I am moving my architecture from coupled one to SOA (WCF) loosely coupled. I have several services which communicate with each others. How would you synchronize the business instances between the services?

I see two scenarios here:

  1. All the business objects are created in only one service, let's call it MainService and it's the only one who have access to all of the changes made to the objects. The service is in charge of the update of the objects in the database. Any update of an object raises a notification. Others services register to the events they need and get notified accordingly. I call it the centralized approach.

    + Notify service as soon as a change is done
    - A lot of call between services.
    - More coupling.

  2. All the services just load the objects they need and monitor periodically the database for any change made to them. My idea was to use the change tracking of sql server 2008 to detect any change made to the objects.
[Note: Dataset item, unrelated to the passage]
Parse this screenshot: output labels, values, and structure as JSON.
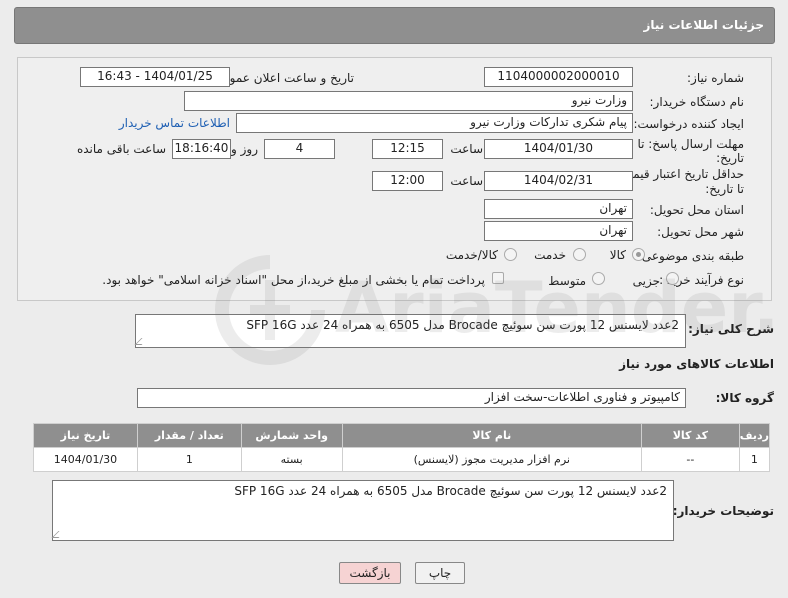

    + Less of traffic and possible communication issues between services.
    + Less coupled
    - Delay due to periodic monitoring.

So, what is your answer on this ? (if you have a 3, 4, etc... It would also be nice)

A: 

In the first option the main service becomes a single point of failure and a performance bottleneck.

In the second you risk a lot of unnecessary polling for information.

A third sugestion would be:

If each of your services has their own database, you could use database replication to move data from the service in which it is created, to the other services in which it is used.

EDIT

Based on your comment. You could try Enterprise Library Caching with a database backing store. That way you have your data in memory, but it will be updated if the values in the database are updated.

Shiraz Bhaiji
Yes ! You have well described the drawbacks of the two methods.Replication won't help in my case, I need notification.In a "ideal" world, my WCF services would subscribe for some database events and will update their business objects accordingly...
Roubachof
Thx for this answer!However Caching Block does the same thing that my solution n°2, in a less smart way.It refreshes periodically all the cache (must compare version of all objects) and raises events accordingly.Mine will periodically poll like the cache block, but will only monitor changed item in the change-tracking table of the desired items.
Roubachof
+1  A: 

Why do you need to synchronize business instances between services? It sounds to me like the services are not loosely coupled enough yet.

Christian Hayter
Problem is some services need to be notified in a certain way in order to know which objects (business instances) have been modified.So I have two solutions. First is a component that notify other services when a business objects is modified. The other is polling for changes in the database thanks to change-tracking.